Actually it is the other way around. The sample pictures show you can build a cheap and bad lens easily. But to achieve the optical quality of professional lenses is an entirely different thing. That makes you quite appreciative of them and shows how well spent the money for them is.
You can buy a ton of ok lenses in the $100-300 range, as there are several vendors in that range from Asia. Some of them can be really a steal. But overall you get the quality you pay for. Look what the lenses of the big camera companies offer, both optically and from features like AF and IS, and you see why 3D printing won't just turn the market upside down.
As an enthusiast, I find the tinkering possibilities opened up by 3D printing highly interesting though.

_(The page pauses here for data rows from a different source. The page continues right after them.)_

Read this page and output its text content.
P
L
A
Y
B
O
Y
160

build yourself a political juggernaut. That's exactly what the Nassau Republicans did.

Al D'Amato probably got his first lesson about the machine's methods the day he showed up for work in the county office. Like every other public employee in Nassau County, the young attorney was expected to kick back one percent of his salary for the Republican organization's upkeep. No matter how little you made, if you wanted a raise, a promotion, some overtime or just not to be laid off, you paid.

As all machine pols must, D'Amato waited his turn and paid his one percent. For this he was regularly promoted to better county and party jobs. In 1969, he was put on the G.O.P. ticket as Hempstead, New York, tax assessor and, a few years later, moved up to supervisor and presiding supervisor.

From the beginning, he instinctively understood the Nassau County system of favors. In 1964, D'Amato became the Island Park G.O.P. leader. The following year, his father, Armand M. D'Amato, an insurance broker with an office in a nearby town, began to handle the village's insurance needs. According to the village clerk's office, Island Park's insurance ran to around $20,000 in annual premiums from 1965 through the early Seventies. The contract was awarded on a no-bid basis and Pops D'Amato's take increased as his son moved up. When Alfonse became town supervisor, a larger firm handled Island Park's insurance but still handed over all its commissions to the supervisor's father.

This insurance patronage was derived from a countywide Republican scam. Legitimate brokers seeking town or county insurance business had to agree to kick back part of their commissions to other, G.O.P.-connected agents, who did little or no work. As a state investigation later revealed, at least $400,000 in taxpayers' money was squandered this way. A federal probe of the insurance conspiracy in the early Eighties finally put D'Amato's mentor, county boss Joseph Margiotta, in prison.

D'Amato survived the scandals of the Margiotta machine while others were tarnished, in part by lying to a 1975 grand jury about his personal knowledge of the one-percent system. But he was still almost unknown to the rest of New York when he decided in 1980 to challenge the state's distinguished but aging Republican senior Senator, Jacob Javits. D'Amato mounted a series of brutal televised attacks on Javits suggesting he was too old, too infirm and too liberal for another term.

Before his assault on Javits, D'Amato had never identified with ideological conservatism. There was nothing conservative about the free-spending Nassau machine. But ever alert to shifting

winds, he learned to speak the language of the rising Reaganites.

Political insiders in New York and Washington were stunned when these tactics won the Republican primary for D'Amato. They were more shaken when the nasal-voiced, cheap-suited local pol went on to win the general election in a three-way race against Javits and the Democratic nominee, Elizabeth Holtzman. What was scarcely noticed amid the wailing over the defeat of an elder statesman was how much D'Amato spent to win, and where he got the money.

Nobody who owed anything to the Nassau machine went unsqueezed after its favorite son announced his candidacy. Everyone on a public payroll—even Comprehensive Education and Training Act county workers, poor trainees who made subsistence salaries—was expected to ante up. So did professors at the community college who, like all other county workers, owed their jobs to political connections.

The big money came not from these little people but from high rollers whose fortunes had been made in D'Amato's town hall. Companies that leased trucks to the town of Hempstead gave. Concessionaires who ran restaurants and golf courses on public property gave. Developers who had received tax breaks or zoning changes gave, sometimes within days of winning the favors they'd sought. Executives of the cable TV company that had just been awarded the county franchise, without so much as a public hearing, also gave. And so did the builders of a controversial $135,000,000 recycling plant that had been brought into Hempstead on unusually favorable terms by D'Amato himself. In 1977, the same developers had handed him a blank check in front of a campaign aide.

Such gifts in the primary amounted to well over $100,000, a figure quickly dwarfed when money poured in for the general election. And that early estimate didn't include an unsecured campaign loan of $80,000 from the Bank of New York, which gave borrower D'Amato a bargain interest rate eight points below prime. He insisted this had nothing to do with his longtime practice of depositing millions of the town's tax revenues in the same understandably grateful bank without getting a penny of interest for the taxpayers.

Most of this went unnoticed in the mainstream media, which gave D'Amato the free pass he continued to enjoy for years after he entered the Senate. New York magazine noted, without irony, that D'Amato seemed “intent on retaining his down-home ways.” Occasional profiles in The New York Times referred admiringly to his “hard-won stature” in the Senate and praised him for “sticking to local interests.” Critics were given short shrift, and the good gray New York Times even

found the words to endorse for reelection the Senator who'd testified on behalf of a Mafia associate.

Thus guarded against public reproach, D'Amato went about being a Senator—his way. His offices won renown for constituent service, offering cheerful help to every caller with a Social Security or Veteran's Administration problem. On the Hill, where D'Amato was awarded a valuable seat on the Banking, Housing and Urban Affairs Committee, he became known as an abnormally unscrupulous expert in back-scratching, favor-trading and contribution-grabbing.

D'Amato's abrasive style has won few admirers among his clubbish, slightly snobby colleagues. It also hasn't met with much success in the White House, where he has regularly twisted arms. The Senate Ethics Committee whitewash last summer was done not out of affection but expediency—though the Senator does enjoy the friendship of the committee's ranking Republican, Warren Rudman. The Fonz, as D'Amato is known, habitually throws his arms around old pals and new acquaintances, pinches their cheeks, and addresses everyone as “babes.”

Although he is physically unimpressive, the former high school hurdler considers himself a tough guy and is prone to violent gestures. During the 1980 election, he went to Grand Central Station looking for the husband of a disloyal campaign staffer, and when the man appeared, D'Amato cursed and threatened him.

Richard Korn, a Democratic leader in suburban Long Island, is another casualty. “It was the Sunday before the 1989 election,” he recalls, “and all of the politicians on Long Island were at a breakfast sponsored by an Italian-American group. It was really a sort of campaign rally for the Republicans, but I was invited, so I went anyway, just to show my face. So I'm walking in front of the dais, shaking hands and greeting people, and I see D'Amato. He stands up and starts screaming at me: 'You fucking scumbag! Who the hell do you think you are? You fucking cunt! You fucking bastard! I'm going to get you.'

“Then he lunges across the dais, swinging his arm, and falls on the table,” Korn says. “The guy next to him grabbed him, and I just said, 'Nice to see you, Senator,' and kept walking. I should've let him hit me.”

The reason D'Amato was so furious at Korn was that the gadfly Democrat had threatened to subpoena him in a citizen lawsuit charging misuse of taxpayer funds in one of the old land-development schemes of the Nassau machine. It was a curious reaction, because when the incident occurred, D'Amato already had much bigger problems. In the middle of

I don't see why the ability for a hobbyist with hobbyist equipment to assemble a very particular lens with a ton of caveats should have any impact at all on the prices of a full consumer product with a vast amount of benefits and features.
Which is not to say that lenses are not overpriced, but the fact that you can theoretically 3d print your own... anything (gun? Car parts? Doorknobs?) doesn't imply anything can or should happen to the price of a much more functionally complete product.
Indeed, most of those things you listed don't make sense to 3D print because they're mass produced which is cheaper with injection molding. I'm sure you can also buy a cheap low quality mass produced camera lens too. 3D printing's advantage is in unique things.
Just thinking of getting the focal plane of a DIY lens pan on the sensor plane requires more precision manufacturing then is available for the DIY crowd. A relescooe, sure. And even then you would look at sub-pat optical results. A camera lense? Fun project for sure, but nowhere near eveb the cheapest lebses on the market. Let alone good condition vintage lenses from the prime manufacturers and their third party alternatives.
You can glue a seat on top of your lawnmower, it won't make the prices of cars go down, for the same reason this won't make pro photography equipment cheaper.
We had better lenses than this in the early 1900s already
I fear I already know the answer to that, and I fear I al$o know wh¥.